I realize I should probably share a bit more about myself and what I’ve been doing and where I’m at right now. I am twenty three years old, in the midst of a full blown quarter life crisis. Always craved a sense of adventure, always just wanted to ‘fit in’, and always thinking. I think so much every day all the time about life I decided to write about it and share my thoughts because most of them are about life and how to live it better.
I saved some money after I graduated, with the intent of teaching English abroad somewhere in Europe, picked Prague kind of like how you would be blindfolded and throw a dart at a map, and landed there in time for the New Year and New Life one year ago. From there I went to Thailand because I’ve always wanted to go. Traveled other parts of Asia and now I literally feel like I’ve been thrown back into America and I’m utterly confused.
The feeling of being home after my life in Prague and a life of happy, cheap, dirty travel is similar to the feeling when my orthodontist took my braces off and I felt my teeth for the first time in years. Whatever, that’s okay. Not that bad just strange and slimy, but the unemployment.
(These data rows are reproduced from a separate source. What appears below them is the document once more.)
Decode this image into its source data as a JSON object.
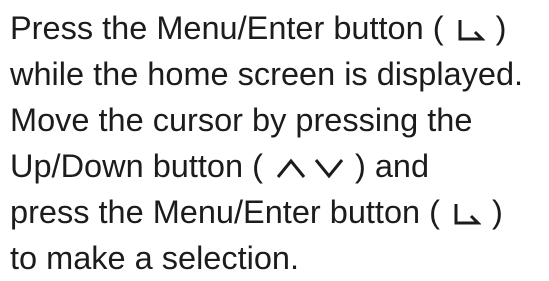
{
  "paragraph": {
    "line1": {
      "before": "Press the Menu/Enter button ( ",
      "after": " )"
    },
    "line2": "while the home screen is displayed.",
    "line3": "Move the cursor by pressing the",
    "line4": {
      "before": "Up/Down button ( ",
      "after": " ) and"
    },
    "line5": {
      "before": "press the Menu/Enter button ( ",
      "after": " )"
    },
    "line6": "to make a selection."
  },
  "icons": {
    "enter": "enter-icon",
    "up": "up-chevron-icon",
    "down": "down-chevron-icon"
  }
}
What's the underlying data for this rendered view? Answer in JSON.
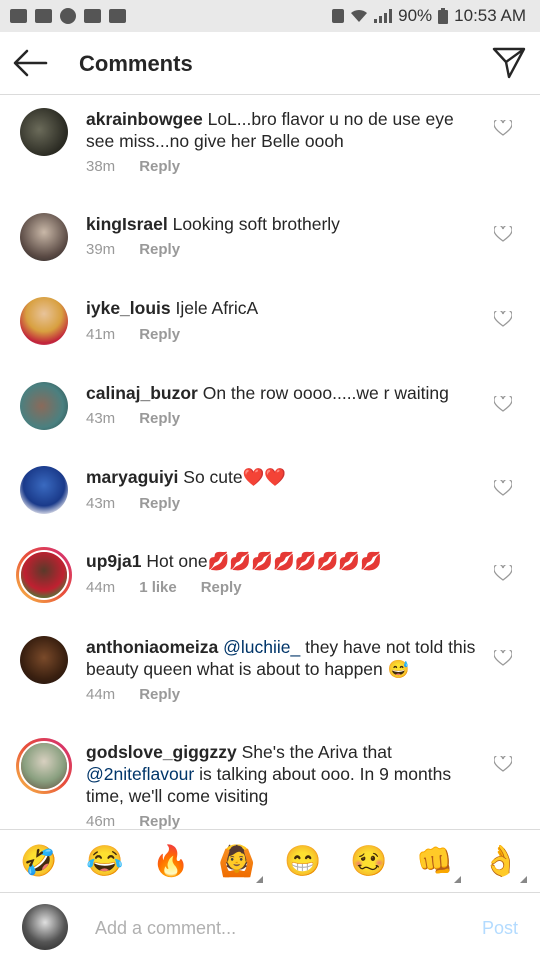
{
  "status_bar": {
    "battery": "90%",
    "time": "10:53 AM"
  },
  "header": {
    "title": "Comments"
  },
  "comments": [
    {
      "username": "akrainbowgee",
      "text": "LoL...bro flavor u no de use eye see miss...no give her Belle oooh",
      "time": "38m",
      "likes": "",
      "reply": "Reply"
    },
    {
      "username": "kingIsrael",
      "text": "Looking soft brotherly",
      "time": "39m",
      "likes": "",
      "reply": "Reply"
    },
    {
      "username": "iyke_louis",
      "text": "Ijele AfricA",
      "time": "41m",
      "likes": "",
      "reply": "Reply"
    },
    {
      "username": "calinaj_buzor",
      "text": "On the row oooo.....we r waiting",
      "time": "43m",
      "likes": "",
      "reply": "Reply"
    },
    {
      "username": "maryaguiyi",
      "text": "So cute❤️❤️",
      "time": "43m",
      "likes": "",
      "reply": "Reply"
    },
    {
      "username": "up9ja1",
      "text": "Hot one💋💋💋💋💋💋💋💋",
      "time": "44m",
      "likes": "1 like",
      "reply": "Reply"
    },
    {
      "username": "anthoniaomeiza",
      "mention": "@luchiie_",
      "text": "they have not told this beauty queen what is about to happen 😅",
      "time": "44m",
      "likes": "",
      "reply": "Reply"
    },
    {
      "username": "godslove_giggzzy",
      "text_before": "She's the Ariva that",
      "mention": "@2niteflavour",
      "text": "is talking about ooo. In 9 months time, we'll come visiting",
      "time": "46m",
      "likes": "",
      "reply": "Reply"
    }
  ],
  "emoji_bar": [
    "🤣",
    "😂",
    "🔥",
    "🙆",
    "😁",
    "🥴",
    "👊",
    "👌"
  ],
  "composer": {
    "placeholder": "Add a comment...",
    "post_label": "Post"
  },
  "colors": {
    "accent_disabled": "#b3dbff",
    "mention": "#003569",
    "meta": "#999999",
    "divider": "#dbdbdb"
  }
}
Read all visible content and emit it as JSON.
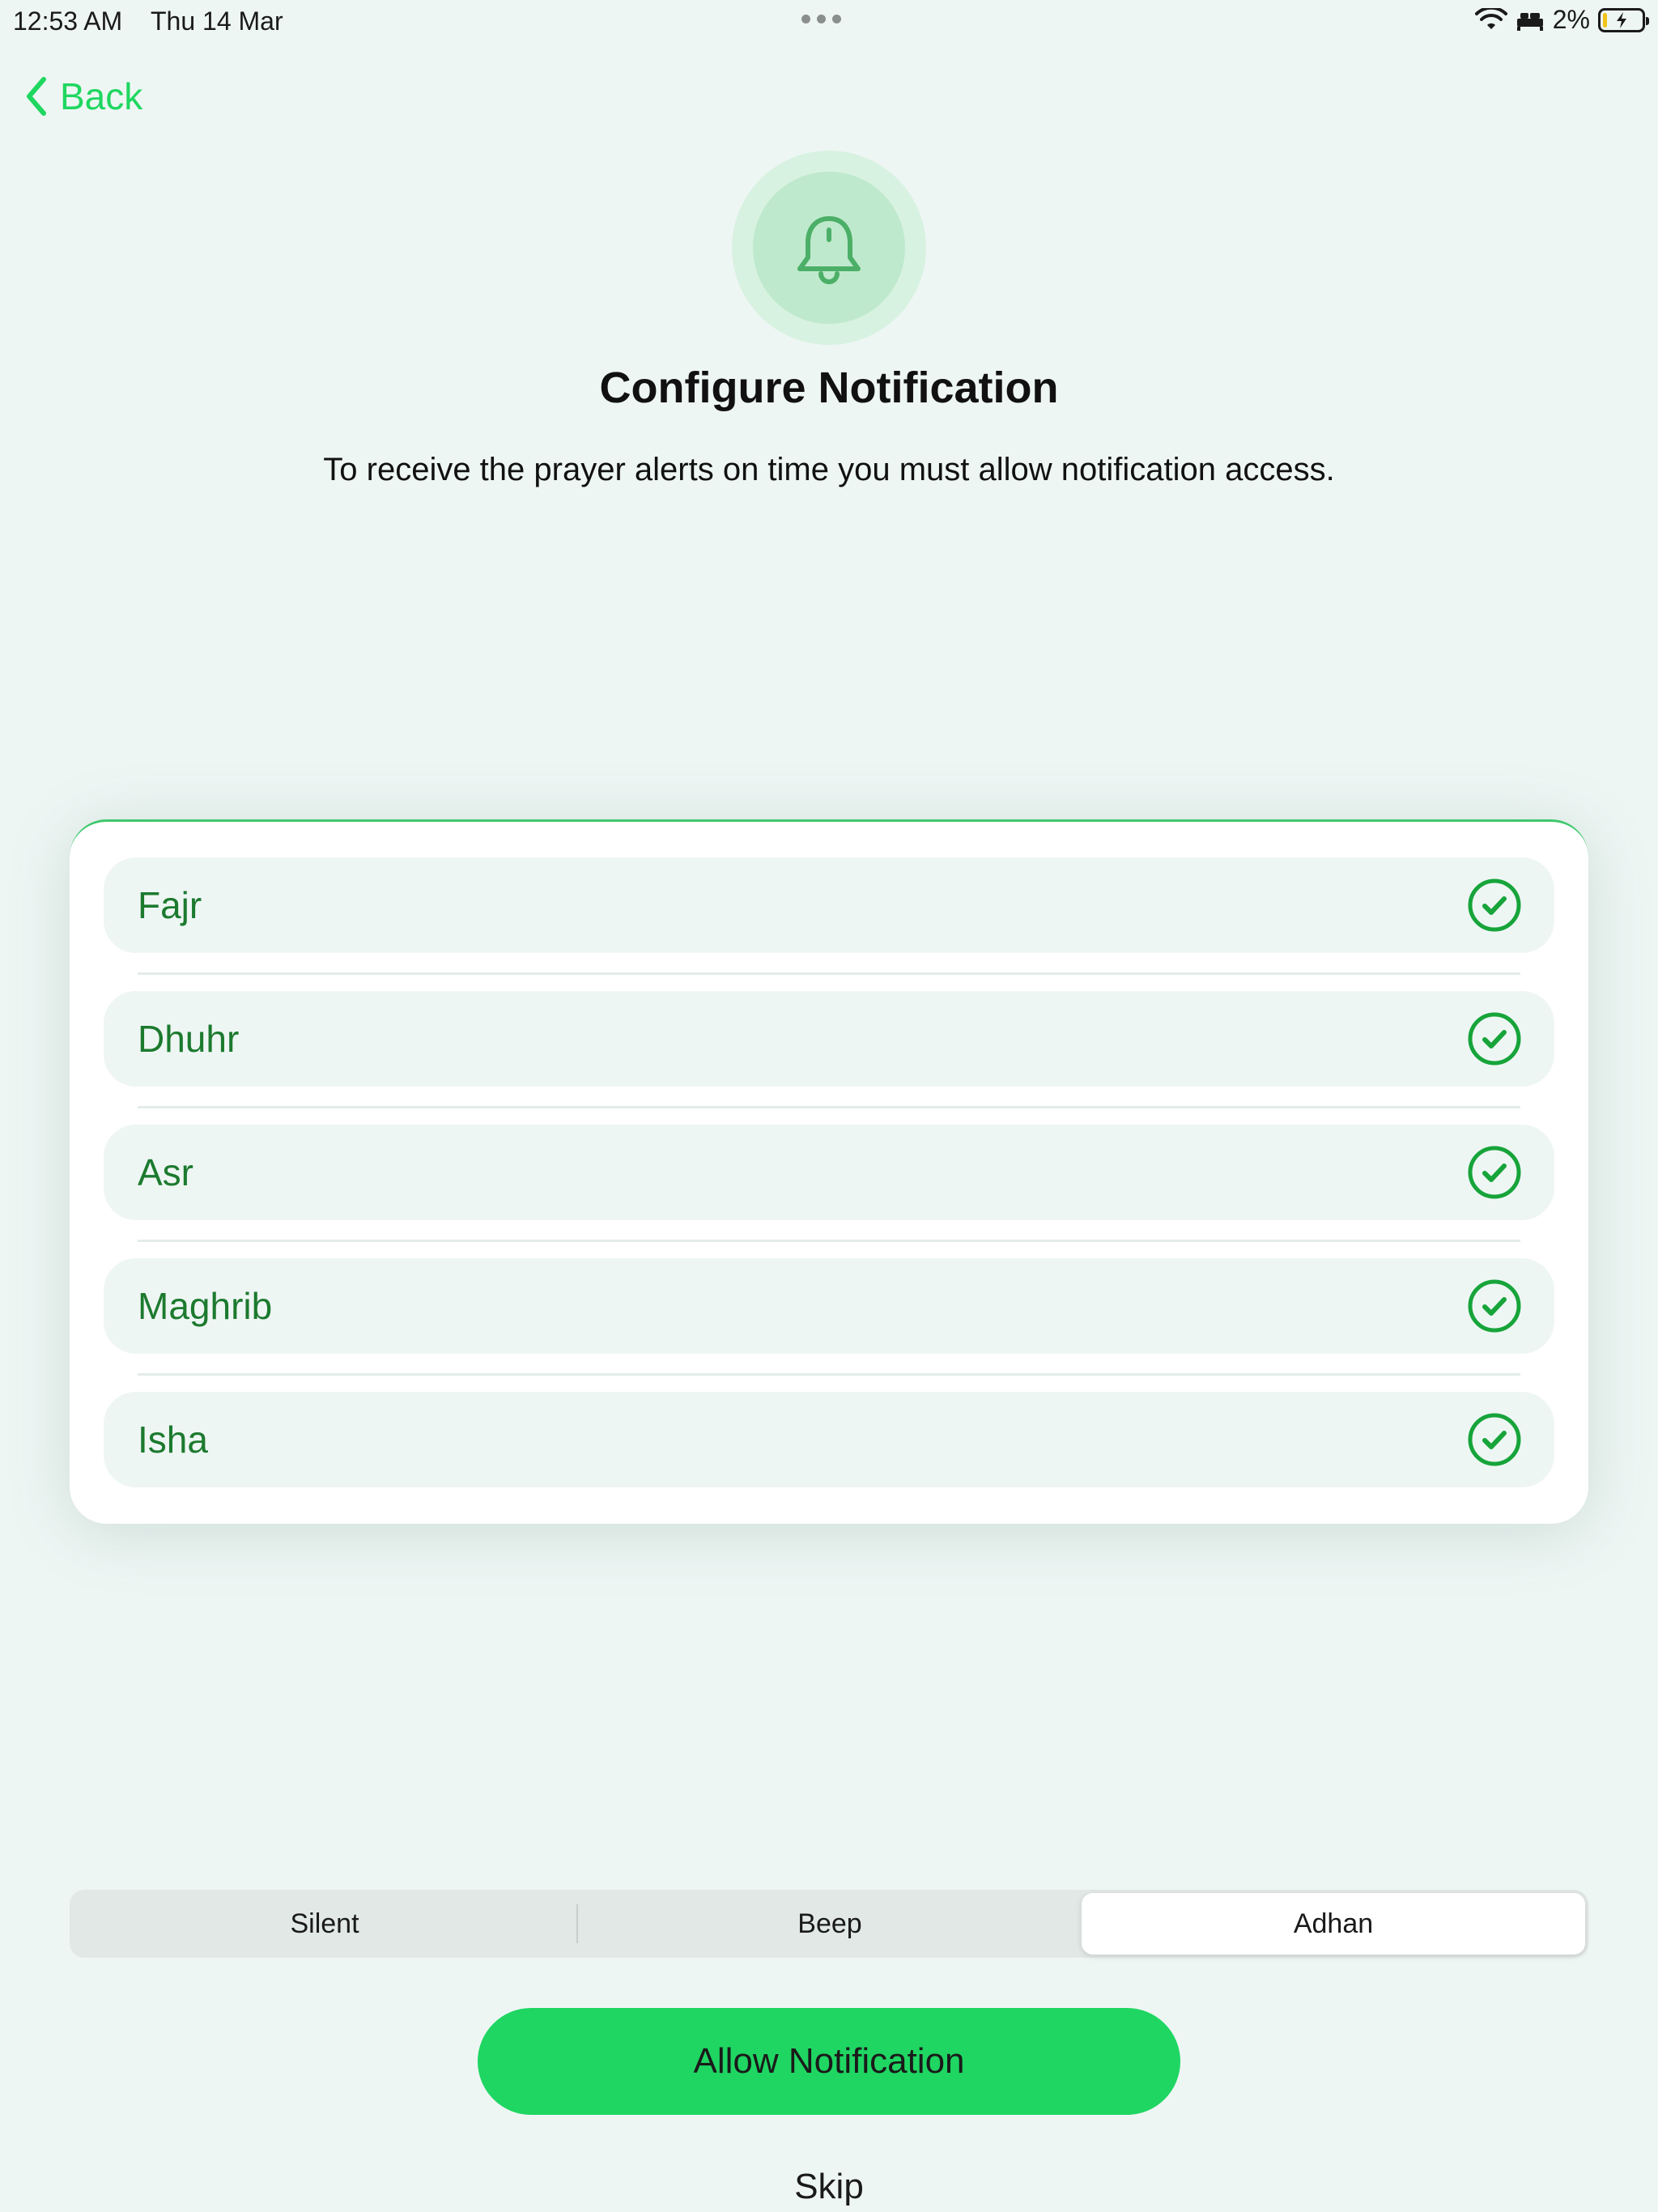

Oh the job searching day in and day out is a soul-crushing, foul, torturous endeavor. But that’s the way it is with life, isn’t it. Sometimes you’re up, sometimes you’re down. Life is always like this. There’s no way around it. This is just ‘one of the things’ and I decided to get lost in it. I’m already lost anyways right? I went on a hike with a friend in Laguna Beach and while walking through the rolling hills and taking in the gorgeous coastal view I haven’t seen in years I just took it all in, got lost, and said alright well. Everything is going to be OK.